Stand-up | Ils sont les visages du stand-up lyonnais et à l’ombre de l’institution que représente les cafés-théâtres traditionnels, ils tentent d’imposer leur propre style. Portrait d’une troupe ambitieuse qui émerge dans le sillage de Hermann et Yanisse Kebbab.

Elliott Aubin | Mardi 14 janvier 2020

« On fait de l'humour street »

« Ici, à La Grooverie, on ne cherche pas à être en concurrence avec les cafés-théâtres. Deux cultures différentes ! On fait de l’humour street. Et on l’assume complètement » nous lâche Hermann, l'organisateur. « C’est à nous de prouver que nous avons des idées, de la créativité. On a lancé ces plateaux pour se donner l’opportunité de jouer régulièrement » poursuit-il.
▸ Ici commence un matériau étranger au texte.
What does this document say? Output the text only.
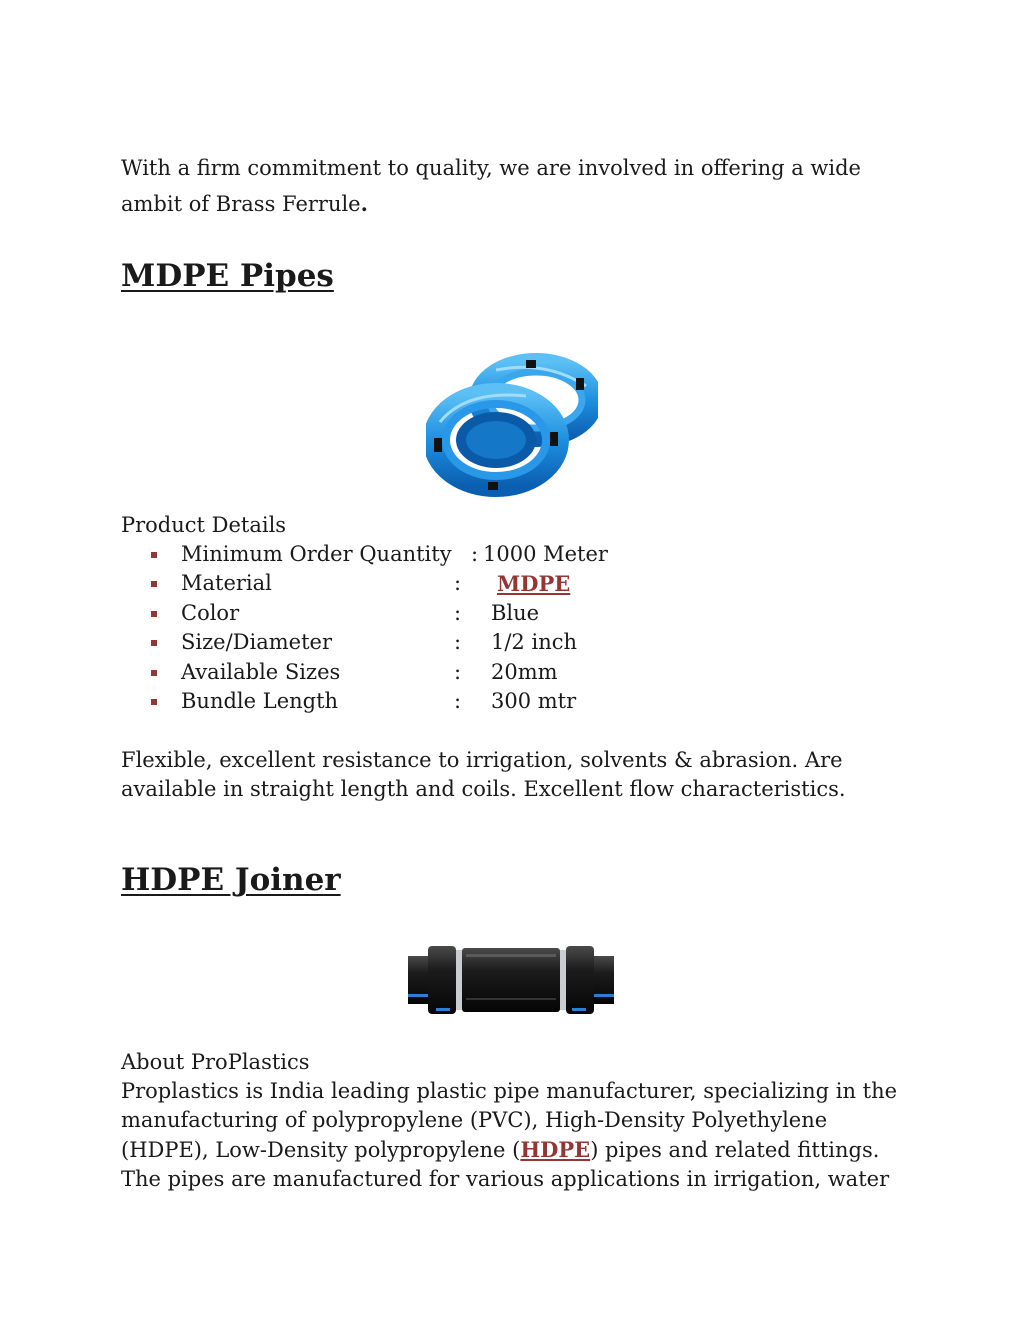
With a firm commitment to quality, we are involved in offering a wide
ambit of Brass Ferrule.
MDPE Pipes
Product Details
Minimum Order Quantity : 1000 Meter
Material	: MDPE
Color	: Blue
Size/Diameter	: 1/2 inch
Available Sizes	: 20mm
Bundle Length	: 300 mtr
Flexible, excellent resistance to irrigation, solvents & abrasion. Are
available in straight length and coils. Excellent flow characteristics.
HDPE Joiner
About ProPlastics
Proplastics is India leading plastic pipe manufacturer, specializing in the
manufacturing of polypropylene (PVC), High-Density Polyethylene
(HDPE), Low-Density polypropylene (HDPE) pipes and related fittings.
The pipes are manufactured for various applications in irrigation, water
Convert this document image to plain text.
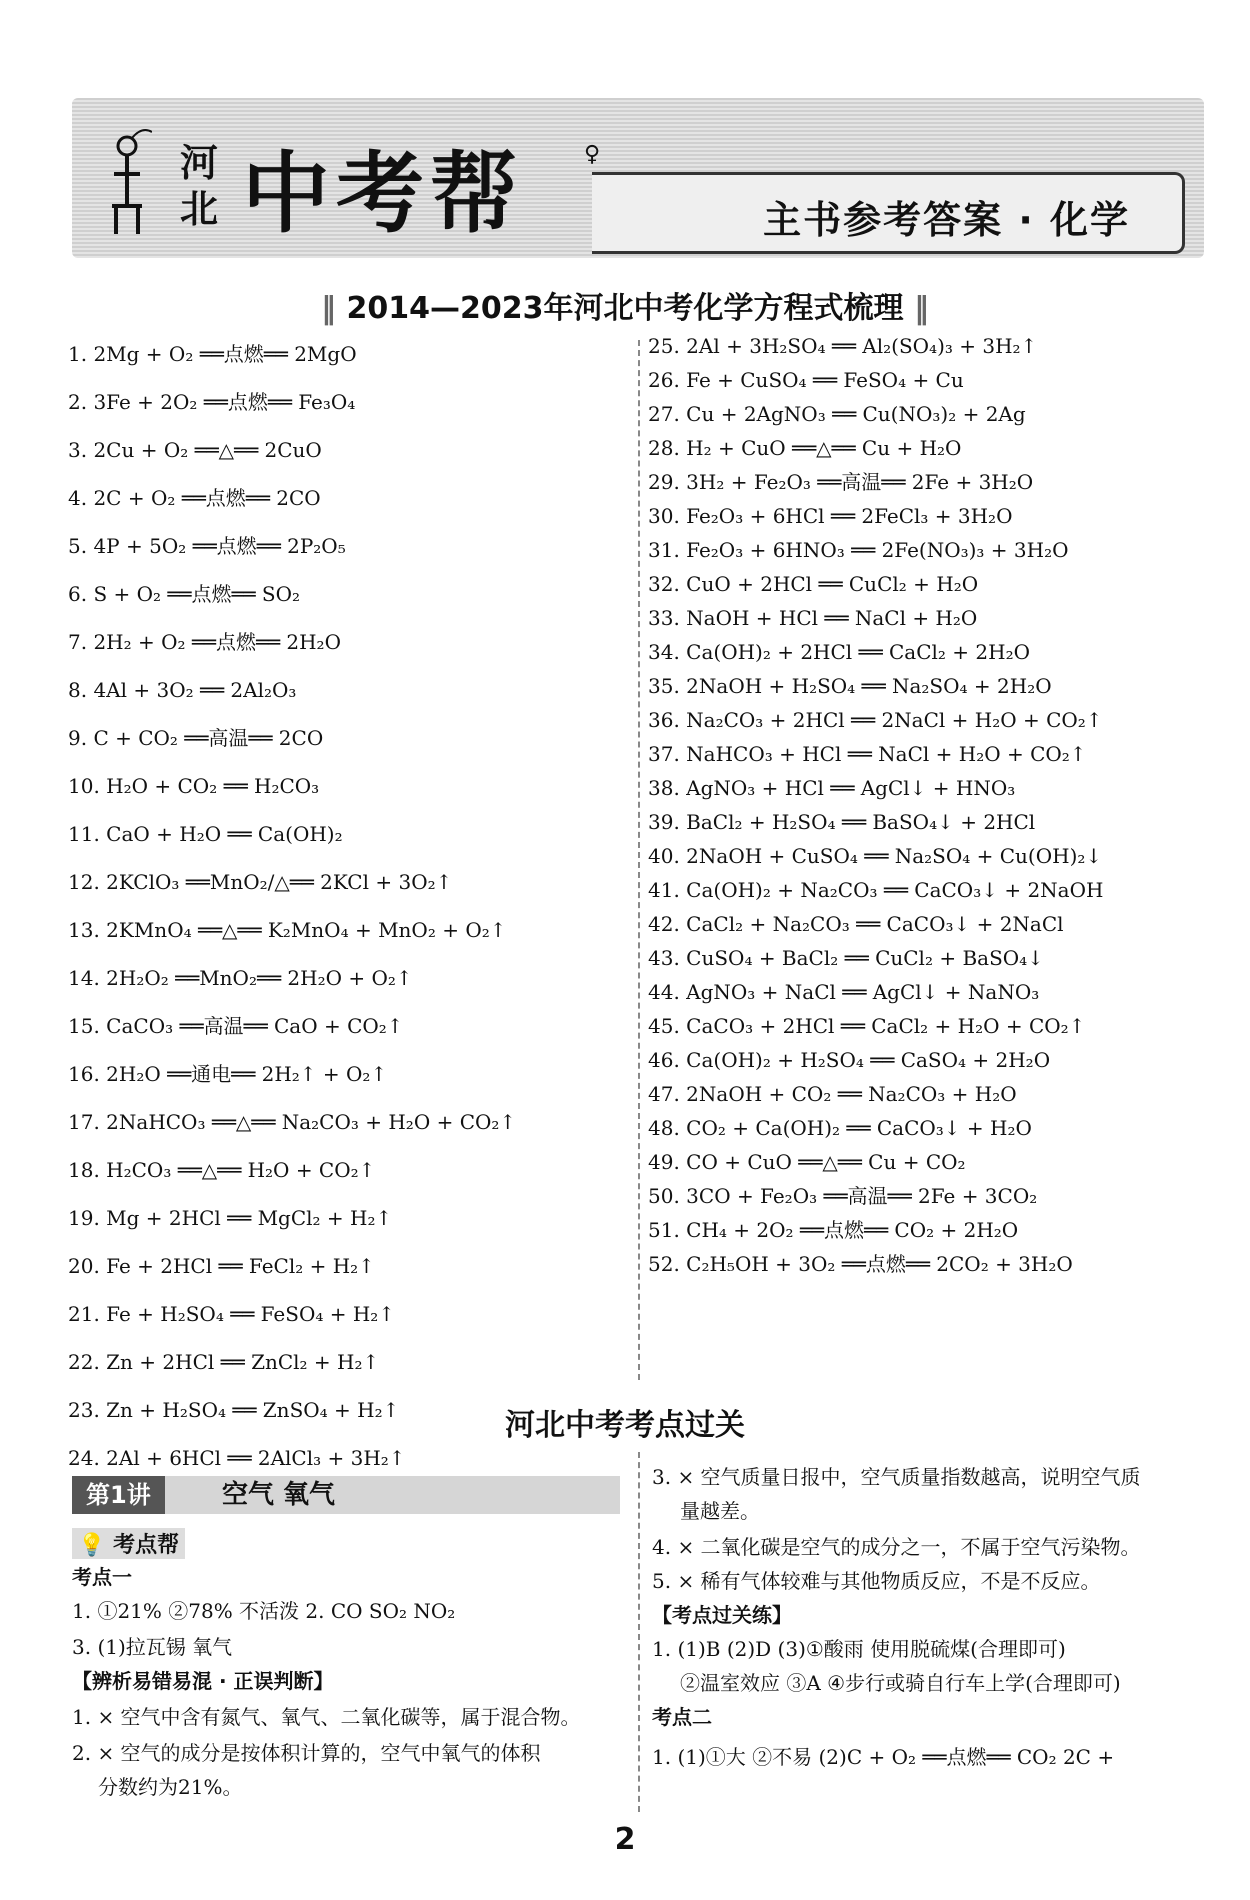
河北 中考帮	♀
主书参考答案 · 化学
‖ 2014—2023年河北中考化学方程式梳理 ‖
1. 2Mg + O₂ ══点燃══ 2MgO
2. 3Fe + 2O₂ ══点燃══ Fe₃O₄
3. 2Cu + O₂ ══△══ 2CuO
4. 2C + O₂ ══点燃══ 2CO
5. 4P + 5O₂ ══点燃══ 2P₂O₅
6. S + O₂ ══点燃══ SO₂
7. 2H₂ + O₂ ══点燃══ 2H₂O
8. 4Al + 3O₂ ══ 2Al₂O₃
9. C + CO₂ ══高温══ 2CO
10. H₂O + CO₂ ══ H₂CO₃
11. CaO + H₂O ══ Ca(OH)₂
12. 2KClO₃ ══MnO₂/△══ 2KCl + 3O₂↑
13. 2KMnO₄ ══△══ K₂MnO₄ + MnO₂ + O₂↑
14. 2H₂O₂ ══MnO₂══ 2H₂O + O₂↑
15. CaCO₃ ══高温══ CaO + CO₂↑
16. 2H₂O ══通电══ 2H₂↑ + O₂↑
17. 2NaHCO₃ ══△══ Na₂CO₃ + H₂O + CO₂↑
18. H₂CO₃ ══△══ H₂O + CO₂↑
19. Mg + 2HCl ══ MgCl₂ + H₂↑
20. Fe + 2HCl ══ FeCl₂ + H₂↑
21. Fe + H₂SO₄ ══ FeSO₄ + H₂↑
22. Zn + 2HCl ══ ZnCl₂ + H₂↑
23. Zn + H₂SO₄ ══ ZnSO₄ + H₂↑
24. 2Al + 6HCl ══ 2AlCl₃ + 3H₂↑
25. 2Al + 3H₂SO₄ ══ Al₂(SO₄)₃ + 3H₂↑
26. Fe + CuSO₄ ══ FeSO₄ + Cu
27. Cu + 2AgNO₃ ══ Cu(NO₃)₂ + 2Ag
28. H₂ + CuO ══△══ Cu + H₂O
29. 3H₂ + Fe₂O₃ ══高温══ 2Fe + 3H₂O
30. Fe₂O₃ + 6HCl ══ 2FeCl₃ + 3H₂O
31. Fe₂O₃ + 6HNO₃ ══ 2Fe(NO₃)₃ + 3H₂O
32. CuO + 2HCl ══ CuCl₂ + H₂O
33. NaOH + HCl ══ NaCl + H₂O
34. Ca(OH)₂ + 2HCl ══ CaCl₂ + 2H₂O
35. 2NaOH + H₂SO₄ ══ Na₂SO₄ + 2H₂O
36. Na₂CO₃ + 2HCl ══ 2NaCl + H₂O + CO₂↑
37. NaHCO₃ + HCl ══ NaCl + H₂O + CO₂↑
38. AgNO₃ + HCl ══ AgCl↓ + HNO₃
39. BaCl₂ + H₂SO₄ ══ BaSO₄↓ + 2HCl
40. 2NaOH + CuSO₄ ══ Na₂SO₄ + Cu(OH)₂↓
41. Ca(OH)₂ + Na₂CO₃ ══ CaCO₃↓ + 2NaOH
42. CaCl₂ + Na₂CO₃ ══ CaCO₃↓ + 2NaCl
43. CuSO₄ + BaCl₂ ══ CuCl₂ + BaSO₄↓
44. AgNO₃ + NaCl ══ AgCl↓ + NaNO₃
45. CaCO₃ + 2HCl ══ CaCl₂ + H₂O + CO₂↑
46. Ca(OH)₂ + H₂SO₄ ══ CaSO₄ + 2H₂O
47. 2NaOH + CO₂ ══ Na₂CO₃ + H₂O
48. CO₂ + Ca(OH)₂ ══ CaCO₃↓ + H₂O
49. CO + CuO ══△══ Cu + CO₂
50. 3CO + Fe₂O₃ ══高温══ 2Fe + 3CO₂
51. CH₄ + 2O₂ ══点燃══ CO₂ + 2H₂O
52. C₂H₅OH + 3O₂ ══点燃══ 2CO₂ + 3H₂O
河北中考考点过关
第1讲	空气 氧气
💡 考点帮
考点一
1. ①21% ②78% 不活泼 2. CO SO₂ NO₂
3. (1)拉瓦锡 氧气
【辨析易错易混 · 正误判断】
1. × 空气中含有氮气、氧气、二氧化碳等，属于混合物。
2. × 空气的成分是按体积计算的，空气中氧气的体积
分数约为21%。
3. × 空气质量日报中，空气质量指数越高，说明空气质
量越差。
4. × 二氧化碳是空气的成分之一，不属于空气污染物。
5. × 稀有气体较难与其他物质反应，不是不反应。
【考点过关练】
1. (1)B (2)D (3)①酸雨 使用脱硫煤(合理即可)
②温室效应 ③A ④步行或骑自行车上学(合理即可)
考点二
1. (1)①大 ②不易 (2)C + O₂ ══点燃══ CO₂ 2C +
2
Ce soir-là à La Grooverie, à quelques pas de la place Sathonay, un petit groupe commence à se réunir. Les premières vannes fusent, on entend quelques chambrages... On se raconte les dernières prestations, le public s’installe doucement. Hermann est à l’initiative de ce plateau de stand-up, intitulé Blue Monday. Il briefe ses comédiens et comédiennes, les consignes sont simples : six à sept minutes chacun. Ils seront une dizaine. Certains monteront pour la première fois sur scène.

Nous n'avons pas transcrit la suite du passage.